Di antara rujukan yang disebutkan para ulama di dalam menafsirkan al-Qur’an adalah sebagai berikut:
Pertama, Kalam Allah. Yaitu menafsirkan al-Qur’an dengan al-Qur’an pula, sebab Allah-lah Yang menurunkannya sehingga Dia paling mengetahui apa yang Dia dimaksudkan.

Mengenai hal ini, terdapat beberapa contoh, di antaranya:
– Firman Allah Ta’ala (artinya), “Ingatlah, sesungguhnya wali-wali Allah itu, tidak ada kekhawatiran terhadap mereka dan tidak (pula) mereka bersedih hati.”(Q.s.,Yûnus:62)
Dalam ayat ini, Allah sendiri telah menafsirkan apa yang dimaksud dengan “wali-wali Allah” melalui ayat setelahnya, yaitu ”(Yaitu) orang-orang yang beriman dan mereka selalu bertakwa.” (Q.s.,Yûnus:63)

– Firman-Nya, ”Tahukah kamu apakah yang datang pada malam hari itu.?” (Q.s.,ath-Thâriq:2) di mana Allah telah menafsirkan maksud dari kata “ath-Thâriq (yang datang pada malam hari)” dalam ayat ini pada firman-Nya selanjutnya, yaitu, ”(Yaitu) bintang yang cahayanya menembus[3].” (Q.s.,ath-Thâriq:3)

– Firman-Nya, ”Dan bumi sesudah itu dihamparkan-Nya.”(Q.s.,an-Nâzi’ât:30) di mana Allah telah menafsirkan maksud dari kata “Dahâha (dihamparkan-Nya)” dalam ayat ini pada firman-Nya pada dua ayat selanjutnya, yaitu, ”Ia memancarkan daripadanya mata airnya dan (menumbuhkan) tumbuh-tumbuhannya.[31] Dan gunung-gunung dipancangkan-Nya dengan teguh.[32]” (Q.s.,an-Nâzi’ât:31,32

Ke-dua, Sabda Rasulullah SAW. Yaitu menafsirkan al-Qur’an dengan as-Sunnah sebab Rasulullah SAW adalah penyampai firman Allah sehingga beliau lebih mengetahui apa yang dimaksud Allah dalam kalam-Nya.

Mengenai hal ini, terdapat beberapa contoh,
– Firman-Nya, ”Bagi orang-orang yang berbuat baik, ada pahala yang terbaik (surga) dan tambahan-nya.”(Q.s.,Yûnus:26) di mana Nabi SAW menafsirkan makna “az-Ziyâdah (tambahannya)“ dengan “melihat kepada wajah Allah (secara hakiki kelak di hari Kiamat-red.,).” Hal ini berdasarkan hadits yang diriwayatkan Ibn Jarîr dan Ibn Abi Hâtim secara jelas melalui hadits Abu Musa dan Ubay bin Ka’b.

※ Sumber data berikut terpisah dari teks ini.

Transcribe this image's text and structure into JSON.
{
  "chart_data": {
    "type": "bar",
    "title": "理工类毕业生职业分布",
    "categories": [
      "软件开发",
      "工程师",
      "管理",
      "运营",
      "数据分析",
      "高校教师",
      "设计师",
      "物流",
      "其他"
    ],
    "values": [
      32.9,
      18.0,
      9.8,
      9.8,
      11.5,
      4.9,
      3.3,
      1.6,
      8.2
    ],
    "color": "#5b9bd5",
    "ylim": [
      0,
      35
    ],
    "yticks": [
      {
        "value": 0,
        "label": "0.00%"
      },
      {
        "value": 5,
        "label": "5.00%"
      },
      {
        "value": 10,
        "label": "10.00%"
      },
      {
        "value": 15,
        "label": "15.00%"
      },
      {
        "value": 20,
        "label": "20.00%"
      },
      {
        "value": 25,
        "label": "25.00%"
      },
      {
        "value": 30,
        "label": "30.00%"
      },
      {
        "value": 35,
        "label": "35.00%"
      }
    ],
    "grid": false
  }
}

Demikian juga yang diriwayatkan Ibn Jarîr dari hadits Ka’b bin ‘Ujrah serta di dalam kitab Shahîh Muslim dari Shuhaib bin Sinân dari Nabi SAW., antara lain di dalamnya terdapat sabda beliau, “…Lalu hijab disingkap, maka tidak ada sesuatupun yang diberikan kepada mereka lebih mereka sukai daripada memandang kepada wajah Rabb mereka.” Kemudian beliau membacakan ayat tersebut ”Bagi orang-orang yang berbuat baik, ada pahala yang terbaik (surga) dan tambahan-nya.”.

– Firman-Nya, ”Dan siapkanlah untuk menghadapi mereka kekuatan apa saja yang kamu sanggupi.” (Q.s.,al-Anfâl:60) di mana Nabi SAW., menafsirkan kata “Quwwah (kekuatan)” dengan “ar-Ram-yu (melempar, memanah dan yang semakna dengannya).” Hal ini sebagaimana hadits yang diriwayatkan Imam Muslim dan periwayat lainnya dari hadits ‘Uqbah bin ‘آmir RA.,

Ke-tiga, Ucapan Para Shahabat RA., terutama para ulama dan mereka yang memiliki perhatian terhadap tafsir sebab al-Qur’an diturunkan dengan bahasa mereka dan pada periode mereka, di samping karena –sepeninggal para Nabi- mereka merupakan orang yang paling tulus di dalam mencari kebenaran, paling selamat (terhindar) dari mengikuti hawa nafsu serta paling suci dari penyimpangan yang menghalangi seseorang dari mendapatkan kebenaran.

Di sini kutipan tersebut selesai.